Hi Nick, I've got a post up on this too. The HIV history and the role of Robert Gallo are interesting in how the committee chose to split the prize for HPV and HIV instead of giving a prize just for HIV. It will be interesting to see what the other science blogs add.

What do you think of the following?


Immunotherapy of HIV-infected patients with Gc protein-derived macrophage activating factor (GcMAF).Yamamoto N, Ushijima N, Koga Y.
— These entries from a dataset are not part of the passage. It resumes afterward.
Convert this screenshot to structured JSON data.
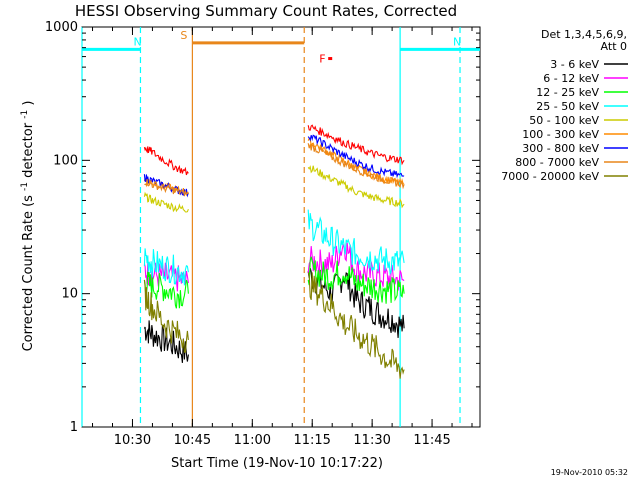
{
  "chart_data": {
    "type": "line",
    "title": "HESSI Observing Summary Count Rates, Corrected",
    "xlabel": "Start Time (19-Nov-10 10:17:22)",
    "ylabel": "Corrected Count Rate (s⁻¹ detector⁻¹)",
    "ylabel_parts": [
      "Corrected Count Rate (s",
      "-1",
      " detector",
      "-1",
      ")"
    ],
    "yscale": "log",
    "ylim": [
      1,
      1000
    ],
    "xlim": [
      "10:17:22",
      "11:57:00"
    ],
    "x_ticks": [
      "10:30",
      "10:45",
      "11:00",
      "11:15",
      "11:30",
      "11:45"
    ],
    "y_ticks": [
      "1",
      "10",
      "100",
      "1000"
    ],
    "legend_header": [
      "Det 1,3,4,5,6,9,",
      "Att 0"
    ],
    "legend_position": "right",
    "footer_date": "19-Nov-2010 05:32",
    "series_colors": [
      "#000000",
      "#ff00ff",
      "#00ff00",
      "#00ffff",
      "#cccc00",
      "#ff8c00",
      "#0000ff",
      "#e8861a",
      "#808000",
      "#ff0000"
    ],
    "series": [
      {
        "name": "3 - 6 keV",
        "color": "#000000",
        "segments": [
          {
            "x": [
              "10:33",
              "10:35",
              "10:38",
              "10:41",
              "10:44"
            ],
            "y": [
              5.5,
              5,
              4.5,
              4,
              3.5
            ]
          },
          {
            "x": [
              "11:14",
              "11:17",
              "11:20",
              "11:23",
              "11:26",
              "11:29",
              "11:32",
              "11:35",
              "11:38"
            ],
            "y": [
              14,
              12,
              10,
              14,
              9,
              8,
              7,
              6.5,
              5.5
            ]
          }
        ]
      },
      {
        "name": "6 - 12 keV",
        "color": "#ff00ff",
        "segments": [
          {
            "x": [
              "10:33",
              "10:35",
              "10:38",
              "10:41",
              "10:44"
            ],
            "y": [
              15,
              14,
              13.5,
              13,
              12
            ]
          },
          {
            "x": [
              "11:14",
              "11:17",
              "11:20",
              "11:23",
              "11:26",
              "11:29",
              "11:32",
              "11:35",
              "11:38"
            ],
            "y": [
              18,
              17,
              16.5,
              24,
              15,
              14,
              13.5,
              13,
              12.5
            ]
          }
        ]
      },
      {
        "name": "12 - 25 keV",
        "color": "#00ff00",
        "segments": [
          {
            "x": [
              "10:33",
              "10:35",
              "10:38",
              "10:41",
              "10:44"
            ],
            "y": [
              12,
              11.5,
              11,
              10,
              10
            ]
          },
          {
            "x": [
              "11:14",
              "11:17",
              "11:20",
              "11:23",
              "11:26",
              "11:29",
              "11:32",
              "11:35",
              "11:38"
            ],
            "y": [
              15,
              14,
              13.5,
              15,
              12,
              11.5,
              11,
              10.5,
              10
            ]
          }
        ]
      },
      {
        "name": "25 - 50 keV",
        "color": "#00ffff",
        "segments": [
          {
            "x": [
              "10:33",
              "10:35",
              "10:38",
              "10:41",
              "10:44"
            ],
            "y": [
              19,
              17,
              16,
              15,
              14.5
            ]
          },
          {
            "x": [
              "11:14",
              "11:17",
              "11:20",
              "11:23",
              "11:26",
              "11:29",
              "11:32",
              "11:35",
              "11:38"
            ],
            "y": [
              34,
              29,
              25,
              22,
              20,
              19,
              18,
              17.5,
              17
            ]
          }
        ]
      },
      {
        "name": "50 - 100 keV",
        "color": "#cccc00",
        "segments": [
          {
            "x": [
              "10:33",
              "10:35",
              "10:38",
              "10:41",
              "10:44"
            ],
            "y": [
              54,
              50,
              47,
              44,
              43
            ]
          },
          {
            "x": [
              "11:14",
              "11:17",
              "11:20",
              "11:23",
              "11:26",
              "11:29",
              "11:32",
              "11:35",
              "11:38"
            ],
            "y": [
              90,
              80,
              72,
              65,
              58,
              54,
              51,
              49,
              47
            ]
          }
        ]
      },
      {
        "name": "100 - 300 keV",
        "color": "#ff8c00",
        "segments": [
          {
            "x": [
              "10:33",
              "10:35",
              "10:38",
              "10:41",
              "10:44"
            ],
            "y": [
              72,
              68,
              64,
              60,
              58
            ]
          },
          {
            "x": [
              "11:14",
              "11:17",
              "11:20",
              "11:23",
              "11:26",
              "11:29",
              "11:32",
              "11:35",
              "11:38"
            ],
            "y": [
              140,
              125,
              110,
              98,
              88,
              80,
              74,
              70,
              66
            ]
          }
        ]
      },
      {
        "name": "300 - 800 keV",
        "color": "#0000ff",
        "segments": [
          {
            "x": [
              "10:33",
              "10:35",
              "10:38",
              "10:41",
              "10:44"
            ],
            "y": [
              75,
              70,
              65,
              60,
              57
            ]
          },
          {
            "x": [
              "11:14",
              "11:17",
              "11:20",
              "11:23",
              "11:26",
              "11:29",
              "11:32",
              "11:35",
              "11:38"
            ],
            "y": [
              155,
              138,
              122,
              108,
              97,
              89,
              83,
              79,
              76
            ]
          }
        ]
      },
      {
        "name": "800 - 7000 keV",
        "color": "#e8861a",
        "segments": [
          {
            "x": [
              "10:33",
              "10:35",
              "10:38",
              "10:41",
              "10:44"
            ],
            "y": [
              70,
              66,
              62,
              59,
              56
            ]
          },
          {
            "x": [
              "11:14",
              "11:17",
              "11:20",
              "11:23",
              "11:26",
              "11:29",
              "11:32",
              "11:35",
              "11:38"
            ],
            "y": [
              130,
              118,
              105,
              95,
              86,
              79,
              73,
              69,
              66
            ]
          }
        ]
      },
      {
        "name": "7000 - 20000 keV",
        "color": "#808000",
        "segments": [
          {
            "x": [
              "10:33",
              "10:35",
              "10:38",
              "10:41",
              "10:44"
            ],
            "y": [
              10,
              8,
              6,
              5,
              4.5
            ]
          },
          {
            "x": [
              "11:14",
              "11:17",
              "11:20",
              "11:23",
              "11:26",
              "11:29",
              "11:32",
              "11:35",
              "11:38"
            ],
            "y": [
              12,
              10,
              8,
              6,
              5,
              4.3,
              3.6,
              3,
              2.7
            ]
          }
        ]
      },
      {
        "color": "#ff0000",
        "segments": [
          {
            "x": [
              "10:33",
              "10:35",
              "10:38",
              "10:41",
              "10:44"
            ],
            "y": [
              125,
              115,
              100,
              88,
              80
            ]
          },
          {
            "x": [
              "11:14",
              "11:17",
              "11:20",
              "11:23",
              "11:26",
              "11:29",
              "11:32",
              "11:35",
              "11:38"
            ],
            "y": [
              180,
              165,
              150,
              135,
              125,
              115,
              108,
              103,
              100
            ]
          }
        ]
      }
    ],
    "flags": [
      {
        "label": "N",
        "color": "#00ffff",
        "x_start": "10:17:22",
        "x_end": "10:32",
        "y": 680,
        "end_marker_x": "10:32"
      },
      {
        "label": "S",
        "color": "#e8861a",
        "x_start": "10:45",
        "x_end": "11:13",
        "y": 760,
        "end_marker_x": "11:13"
      },
      {
        "label": "N",
        "color": "#00ffff",
        "x_start": "11:37",
        "x_end": "11:57:00",
        "y": 680,
        "end_marker_x": "11:52"
      },
      {
        "label": "F",
        "color": "#ff0000",
        "x_start": "11:19",
        "x_end": "11:20",
        "y": 580
      }
    ],
    "vlines": [
      {
        "x": "10:17:22",
        "color": "#00ffff",
        "style": "solid"
      },
      {
        "x": "10:32",
        "color": "#00ffff",
        "style": "dashed"
      },
      {
        "x": "10:45",
        "color": "#e8861a",
        "style": "solid"
      },
      {
        "x": "11:13",
        "color": "#e8861a",
        "style": "dashed"
      },
      {
        "x": "11:37",
        "color": "#00ffff",
        "style": "solid"
      },
      {
        "x": "11:52",
        "color": "#00ffff",
        "style": "dashed"
      }
    ]
  }
}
Division of Molecular Immunology and Immunotherapy, Socrates Institute for Therapeutic Immunology, Philadelphia, Pennsylvania 19126-3305, USA. nobutoyama@verizon.net

Serum Gc protein (known as vitamin D3-binding protein) is the precursor for the principal macrophage activating factor (MAF). The MAF precursor activity of serum Gc protein of HIV-infected patients was lost or reduced because Gc protein is deglycosylated by alpha-N-acetylgalactosaminidase (Nagalase) secreted from HIV-infected cells. Therefore, macrophages of HIV-infected patients having deglycosylated Gc protein cannot be activated, leading to immunosuppression. Since Nagalase is the intrinsic component of the envelope protein gp120, serum Nagalase activity is the sum of enzyme activities carried by both HIV virions and envelope proteins. These Nagalase carriers were already complexed with anti-HIV immunoglobulin G (IgG) but retained Nagalase activity that is required for infectivity. Stepwise treatment of purified Gc protein with immobilized beta-galactosidase and sialidase generated the most potent macrophage activating factor (termed GcMAF), which produces no side effects in humans. Macrophages activated by administration of 100 ng GcMAF develop a large amount of Fc-receptors as well as an enormous variation of receptors that recognize IgG-bound and unbound HIV virions. Since latently HIV-infected cells are unstable and constantly release HIV virions, the activated macrophages rapidly intercept the released HIV virions to prevent reinfection resulting in exhaustion of infected cells. After less than 18 weekly administrations of 100 ng GcMAF for nonanemic patients, they exhibited low serum Nagalase activities equivalent to healthy controls, indicating eradication of HIV-infection, which was also confirmed by no infectious center formation by provirus inducing agent-treated patient PBMCs. No recurrence occurred and their healthy CD + cell counts were maintained for 7 years.